Several people have described me as “nothing if not thorough.” And I have a really hard time consciously not doing my best.
But sometimes doing your best isn’t the right thing to do. Frequently, in fact, sticking with something until it’s your best work isn’t the most effective use of your energy. Here are four times when you don’t want to do your best.
- When Doing Your Best Is Chronically Unhealthy
Sometimes you do need to sacrifice sleep, exercise time, or nutrition for another priority, but you don’t want that to be your norm. Admittedly, choosing to prioritize your health is a privileged thing: people who work three jobs and are single parents might just have too much that they literally have to do to survive, so regular exercise might not be a pressing concern for them. But to the extent that is possible, we want to make our health a priority.
And if you’re a somewhat privileged person, which you probably are if you’re reading a self-improvement blog, then you need to make time for your health. If you don’t, then you won’t be able to do your best anyway.
In high school I used to stay up until my homework was thoroughly done, and I lost sleep to do that. I didn’t understand what other students meant when they said they didn’t have time for an assignment. I made time. But rationally, my homework didn’t need to be a higher priority than my health all the time.

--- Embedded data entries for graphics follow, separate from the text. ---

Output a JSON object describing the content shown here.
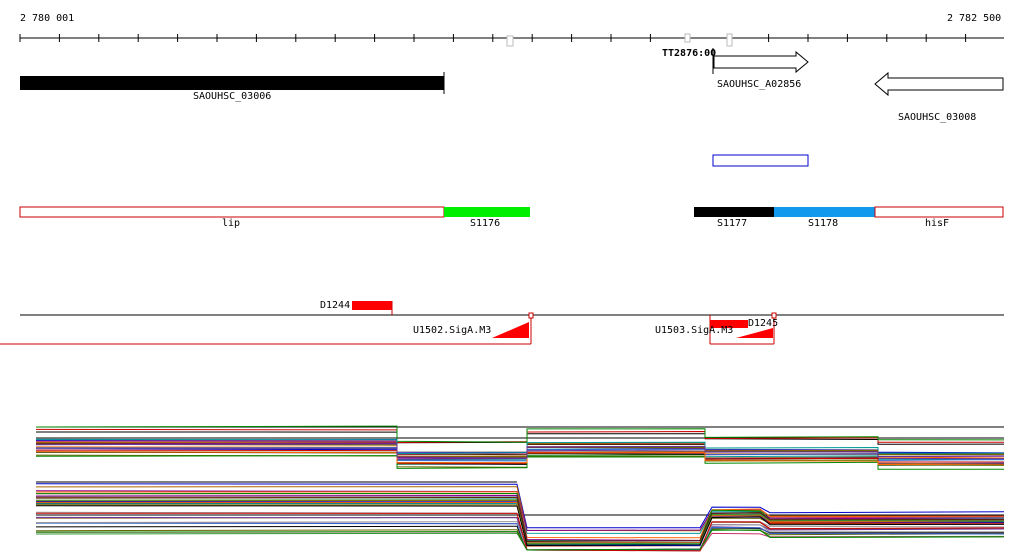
{
  "coords": {
    "start": "2 780 001",
    "end": "2 782 500"
  },
  "terminator": {
    "label": "TT2876:00"
  },
  "genes": [
    {
      "id": "gene-saouhsc-03006",
      "name": "SAOUHSC_03006",
      "fill": "#000000",
      "strand": "+"
    },
    {
      "id": "gene-saouhsc-a02856",
      "name": "SAOUHSC_A02856",
      "fill": "#ffffff",
      "strand": "+"
    },
    {
      "id": "gene-saouhsc-03008",
      "name": "SAOUHSC_03008",
      "fill": "#ffffff",
      "strand": "-"
    }
  ],
  "segments": [
    {
      "id": "segment-lip",
      "name": "lip",
      "fill": "#ffffff",
      "stroke": "#cc0000"
    },
    {
      "id": "segment-s1176",
      "name": "S1176",
      "fill": "#00ee00",
      "stroke": "#00ee00"
    },
    {
      "id": "segment-s1177",
      "name": "S1177",
      "fill": "#000000",
      "stroke": "#000000"
    },
    {
      "id": "segment-s1178",
      "name": "S1178",
      "fill": "#1199ee",
      "stroke": "#1199ee"
    },
    {
      "id": "segment-hisf",
      "name": "hisF",
      "fill": "#ffffff",
      "stroke": "#cc0000"
    }
  ],
  "features": [
    {
      "id": "d1244",
      "name": "D1244"
    },
    {
      "id": "d1245",
      "name": "D1245"
    },
    {
      "id": "u1502",
      "name": "U1502.SigA.M3"
    },
    {
      "id": "u1503",
      "name": "U1503.SigA.M3"
    }
  ],
  "colors": {
    "red": "#ff0000",
    "darkred": "#cc0000",
    "blue": "#0000cc"
  }
}
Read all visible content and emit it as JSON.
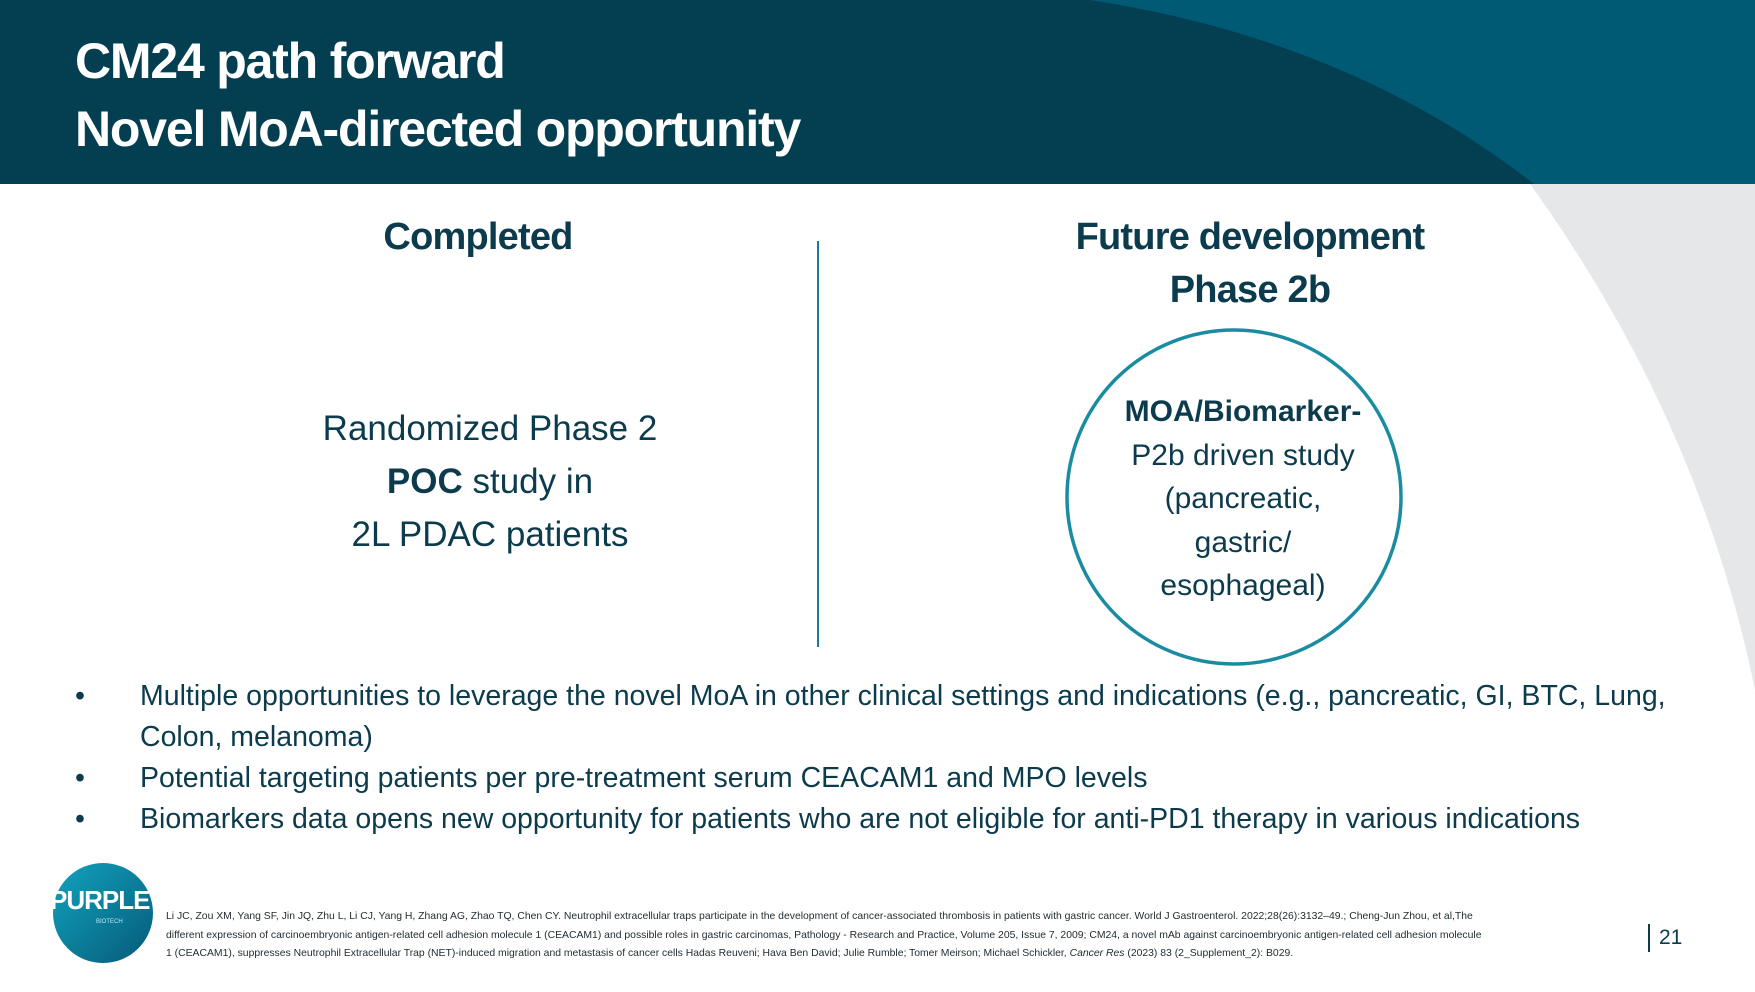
{
  "header": {
    "title_line1": "CM24 path forward",
    "title_line2": "Novel MoA-directed opportunity"
  },
  "left": {
    "heading": "Completed",
    "line1": "Randomized Phase 2",
    "line2_bold": "POC",
    "line2_rest": " study in",
    "line3": "2L PDAC patients"
  },
  "right": {
    "heading_line1": "Future development",
    "heading_line2": "Phase 2b",
    "circle": {
      "line1_bold": "MOA/Biomarker-",
      "line2": "P2b driven study",
      "line3": "(pancreatic,",
      "line4": "gastric/",
      "line5": "esophageal)"
    }
  },
  "bullets": [
    "Multiple opportunities to leverage the novel MoA in other clinical settings and indications (e.g., pancreatic, GI, BTC, Lung, Colon, melanoma)",
    "Potential targeting patients per pre-treatment serum CEACAM1 and MPO levels",
    "Biomarkers data opens new opportunity for patients who are not eligible for anti-PD1 therapy in various indications"
  ],
  "footnote": {
    "line1": "Li JC, Zou XM, Yang SF, Jin JQ, Zhu L, Li CJ, Yang H, Zhang AG, Zhao TQ, Chen CY. Neutrophil extracellular traps participate in the development of cancer-associated thrombosis in patients with gastric cancer. World J Gastroenterol. 2022;28(26):3132–49.; Cheng-Jun Zhou, et al,The",
    "line2": "different expression of carcinoembryonic antigen-related cell adhesion molecule 1 (CEACAM1) and possible roles in gastric carcinomas, Pathology - Research and Practice, Volume 205, Issue 7, 2009; CM24, a novel mAb against carcinoembryonic antigen-related cell adhesion molecule",
    "line3_a": "1 (CEACAM1), suppresses Neutrophil Extracellular Trap (NET)-induced migration and metastasis of cancer cells Hadas Reuveni; Hava Ben David; Julie Rumble; Tomer Meirson; Michael Schickler, ",
    "line3_italic": "Cancer Res",
    "line3_b": " (2023) 83 (2_Supplement_2): B029."
  },
  "page_number": "21",
  "logo": {
    "text": "PURPLE",
    "sub": "BIOTECH"
  },
  "colors": {
    "header_dark": "#033f50",
    "header_light": "#015a73",
    "text": "#0b3b4c",
    "accent": "#1a8ca2",
    "gray": "#e6e7e9"
  }
}
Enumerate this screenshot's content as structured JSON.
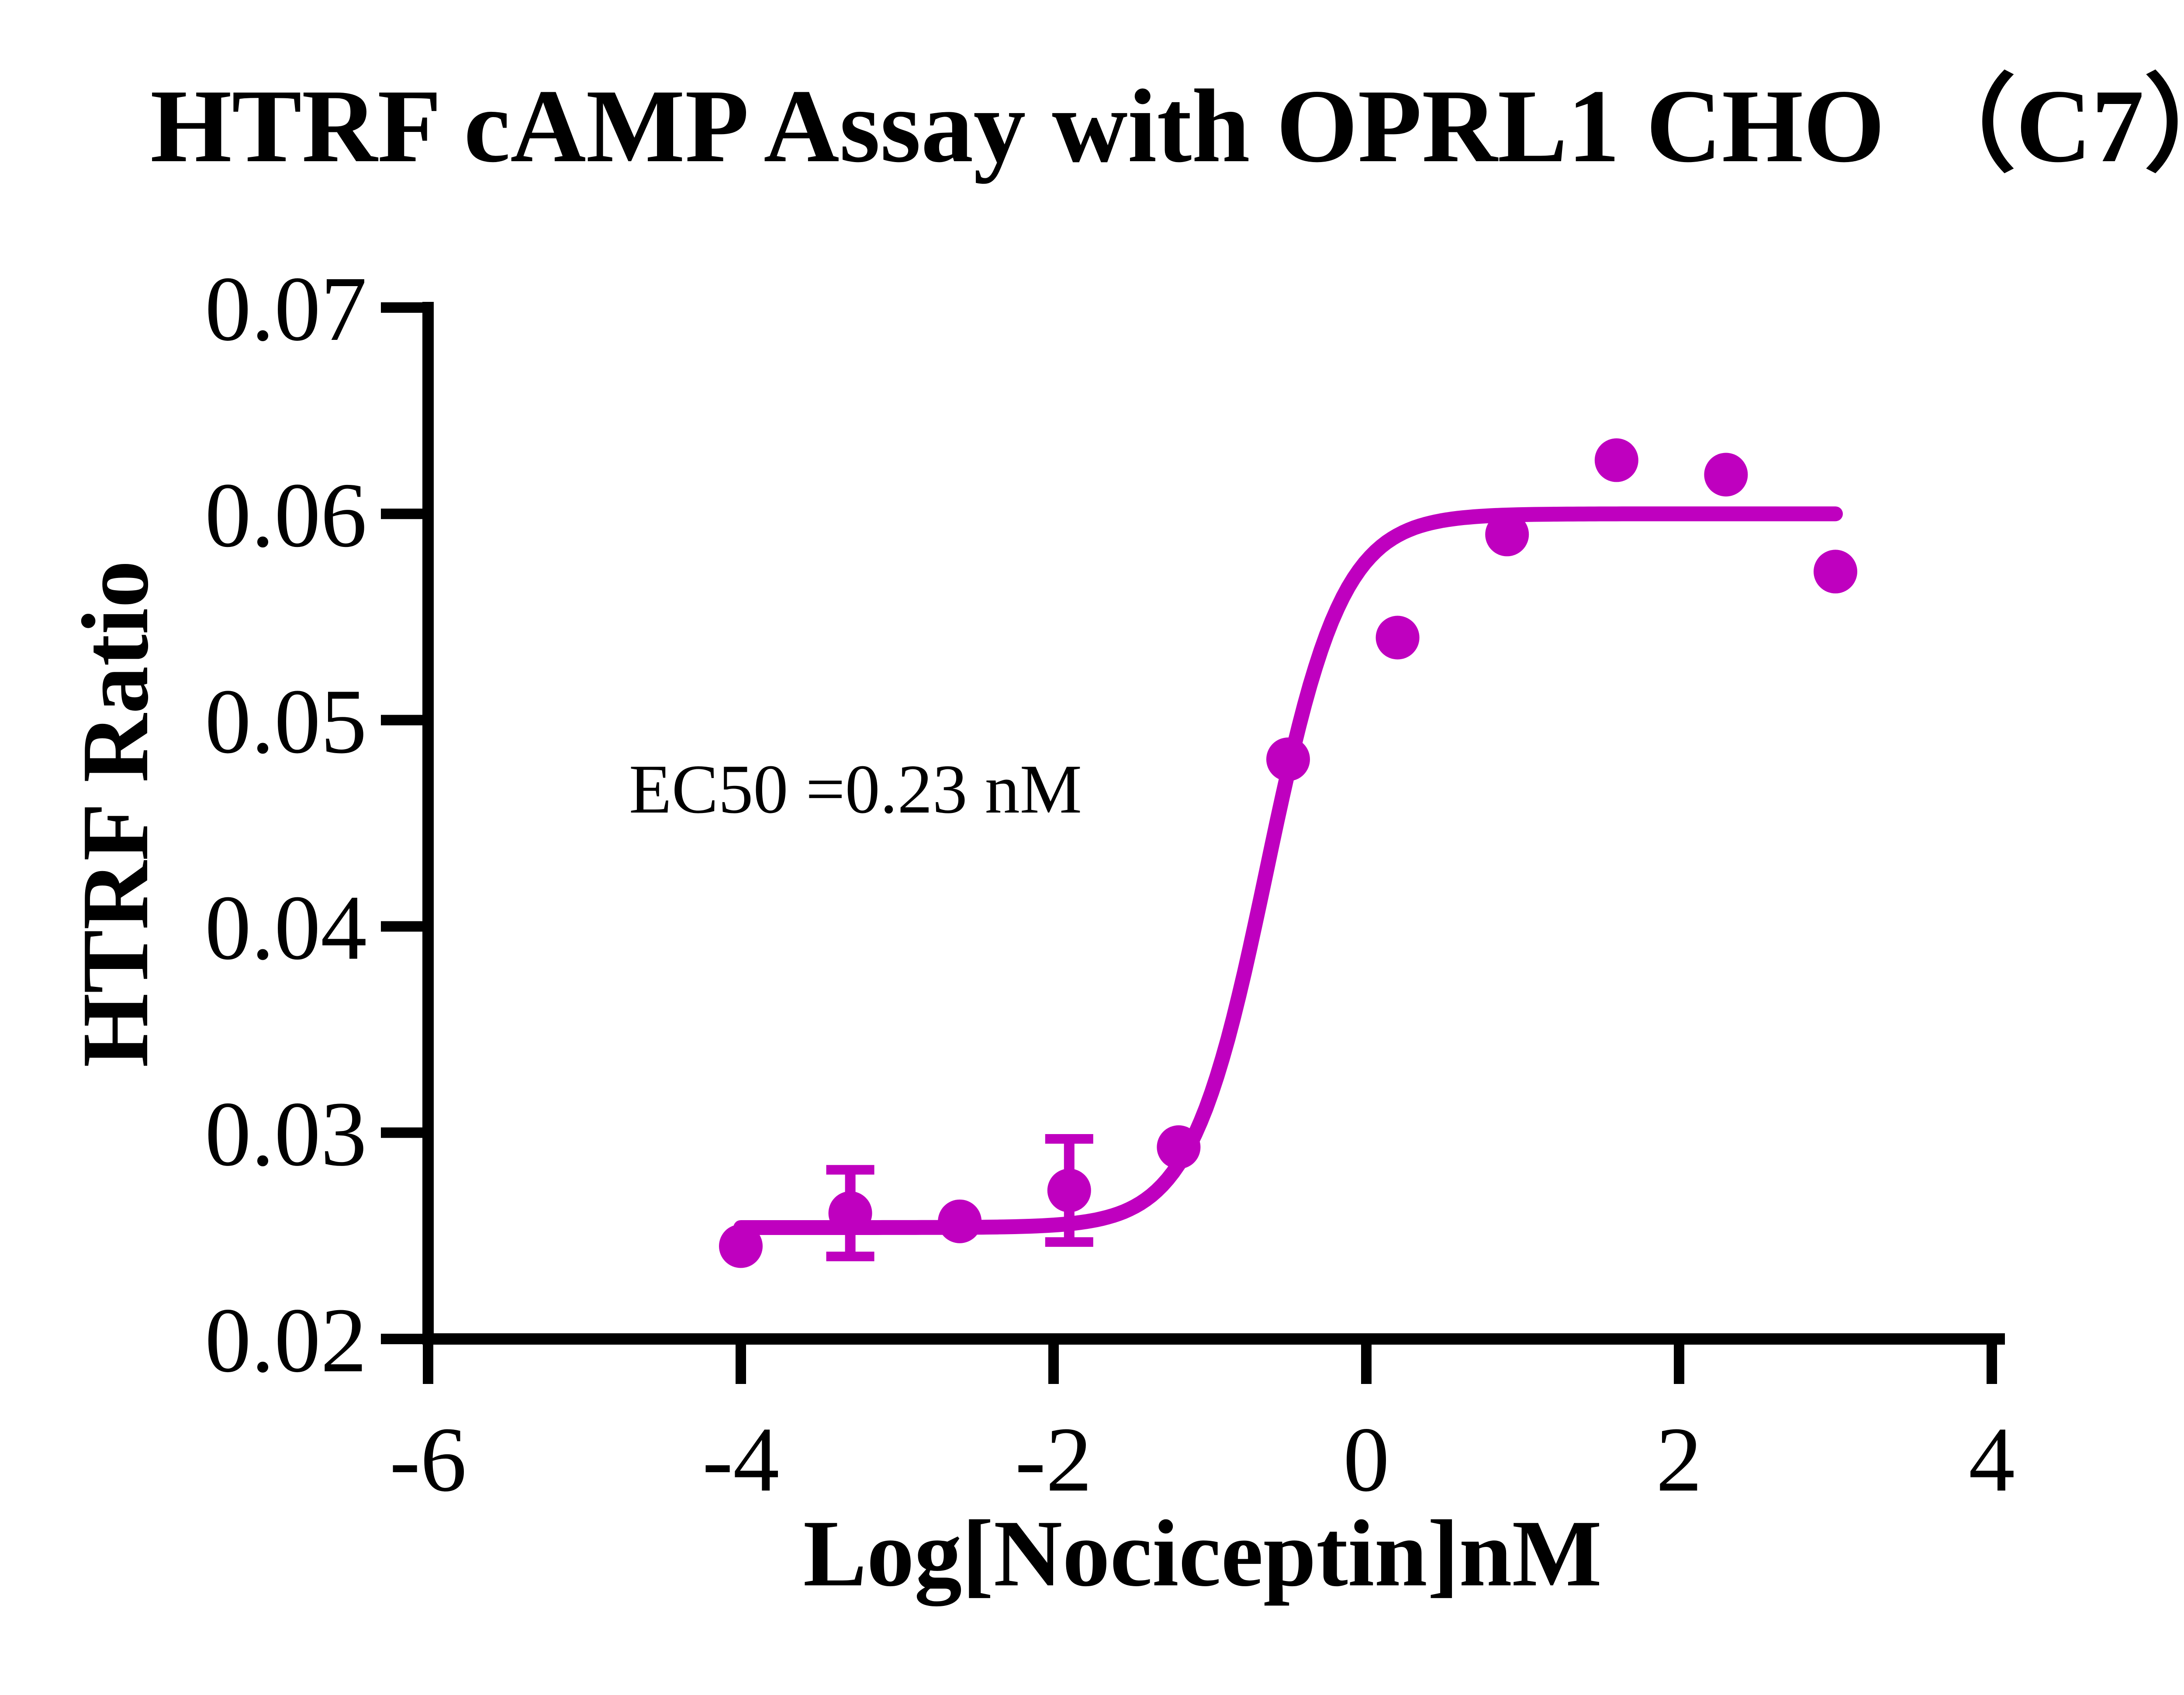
{
  "chart_data": {
    "type": "scatter",
    "title": "HTRF cAMP Assay with OPRL1 CHO （C7）",
    "xlabel": "Log[Nociceptin]nM",
    "ylabel": "HTRF Ratio",
    "annotation": "EC50 =0.23 nM",
    "x_range": [
      -6,
      4
    ],
    "y_range": [
      0.02,
      0.07
    ],
    "grid": false,
    "legend_position": "none",
    "x_ticks": [
      {
        "label": "-6",
        "value": -6
      },
      {
        "label": "-4",
        "value": -4
      },
      {
        "label": "-2",
        "value": -2
      },
      {
        "label": "0",
        "value": 0
      },
      {
        "label": "2",
        "value": 2
      },
      {
        "label": "4",
        "value": 4
      }
    ],
    "y_ticks": [
      {
        "label": "0.07",
        "value": 0.07
      },
      {
        "label": "0.06",
        "value": 0.06
      },
      {
        "label": "0.05",
        "value": 0.05
      },
      {
        "label": "0.04",
        "value": 0.04
      },
      {
        "label": "0.03",
        "value": 0.03
      },
      {
        "label": "0.02",
        "value": 0.02
      }
    ],
    "series": [
      {
        "name": "Nociceptin",
        "color": "#BF00BF",
        "marker": "circle",
        "points": [
          {
            "x": -4.0,
            "y": 0.0245,
            "err": 0
          },
          {
            "x": -3.3,
            "y": 0.0261,
            "err": 0.0021
          },
          {
            "x": -2.6,
            "y": 0.0257,
            "err": 0
          },
          {
            "x": -1.9,
            "y": 0.0272,
            "err": 0.0025
          },
          {
            "x": -1.2,
            "y": 0.0293,
            "err": 0
          },
          {
            "x": -0.5,
            "y": 0.0481,
            "err": 0
          },
          {
            "x": 0.2,
            "y": 0.054,
            "err": 0
          },
          {
            "x": 0.9,
            "y": 0.059,
            "err": 0
          },
          {
            "x": 1.6,
            "y": 0.0626,
            "err": 0
          },
          {
            "x": 2.3,
            "y": 0.0619,
            "err": 0
          },
          {
            "x": 3.0,
            "y": 0.0572,
            "err": 0
          }
        ]
      }
    ],
    "fit_curve": {
      "model": "4PL",
      "bottom": 0.0254,
      "top": 0.06,
      "log_ec50": -0.638,
      "hill": 1.8,
      "ec50_nM": 0.23,
      "x_start": -4.0,
      "x_end": 3.0,
      "color": "#BF00BF"
    },
    "axis_color": "#000000",
    "background_color": "#ffffff"
  }
}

In my AP classes, we had more homework than we could feasibly do, so students copied or just didn’t do the work. While I stand by my decision not to cheat, I could have let my homework slide in favor of sleep, dropped some of my AP classes, or at least tried talking to the teachers about how the homework load was impossible. But as a teenager, I just thought that I needed to be better.
Lesson learned: if something seems like too much, then it probably is. Don’t worry about what’s too much for another person.
- When the Task Isn’t Within a Core Focus Area
As I’ve gotten older, my focus has narrowed more. The secondary school courses including math, science, English, and history gave way to general education requirements, and then most other classes were within my major and minor areas of study.
My hobbies have had to narrow similarly. I used to think it was tragic that people grew up and gave up instruments and whole hobbies they used to spend a lot of time on, and I didn’t want to do that. I wanted to keep up with everything.
But that’s impossible.
A more appropriate attitude is to be glad for skills gained and lessons learned. And just because you don’t do something regularly doesn’t mean you have to give it up entirely.
As an adult, I’ve learned to keep my interests contained and somewhat focused by fitting my activities into core focus areas. For me, these areas are:
- Relationships: with my boyfriend, my family members, and my other friends
- Spirituality: prayer, church, religious service, and so forth
- Health: sleep, exercise, meditation, nutrition, and the like
- Adulting tasks: work, chores, cleaning, etc.
- Volunteering and activism: civic duty, community service, and all that jazz
- Creative fulfillment: fulfillment of personal career goals through writing, editing, and so forth
- Music: my screen-free hobby that gives me a break from word-related goals
Ideally, everything I do fits into one of these focus areas, and these areas guide how I engage in activities. For example, if I want to go hiking, then that’s fine. But I need to do it as a way to enhance my health and build relationships or something. I can’t make obsessive goals about doing every hike in the area just so I can Hike Properly, because hiking isn’t a core focus for me.
The same goes for crocheting, baking, and a thousand other activities. No one can do everything, so we need to make choices that reflect acceptance of that fact.
- When a Task Isn’t Your Top Priority
Even within the core areas of focus, doing your best isn’t always ideal. We all have limited time, even for our focus areas.
For example, one of my focus areas is creative fulfillment. But that focus area doesn’t just include my main writing project. The “writing” label includes reading, engaging in the writing community, building a social media presence, and otherwise marketing myself.
I could spend all day on these things, but I can’t, especially if I want to have healthy relationships and eat good food. So I have to make choices about where to spend my time.
For example, blogging and marketing myself are important, but they’re not as important as my actual writing projects. So I implement best practices in these areas on a slower schedule so that my limited creative writing time goes into my WIP.
If you try to do everything you know how to do at once, then matters of secondary concern will probably take over your schedule.
- When You’ve Gone Past Your Deadline
Most of us are taught to do our best, but we can’t let perfect become the enemy of good enough. We have to publish the blog post, submit the draft, or move on to the next assignment. If you don’t set an arbitrary deadline for yourself, then you’ll end up spending forever on projects like Threat Level Midnight, only to realize that you should have abandoned the project a long time ago because it will never be what you hoped it would.
Sure, you’ll go back and notice mistakes. But the alternative is to stagnate in general. We learn more by moving forward than by obsessing, because nothing will be perfect.
And we don’t just have to decide when a project is good enough. We have to set time limits so that our smaller efforts don’t get out of hand either. For example, I set a one-hour time limit for this blog post. Whatever I have in an hour will be good enough. Because I need to do other things.
What struggles do you have with time? Would defining focus areas for your life help you?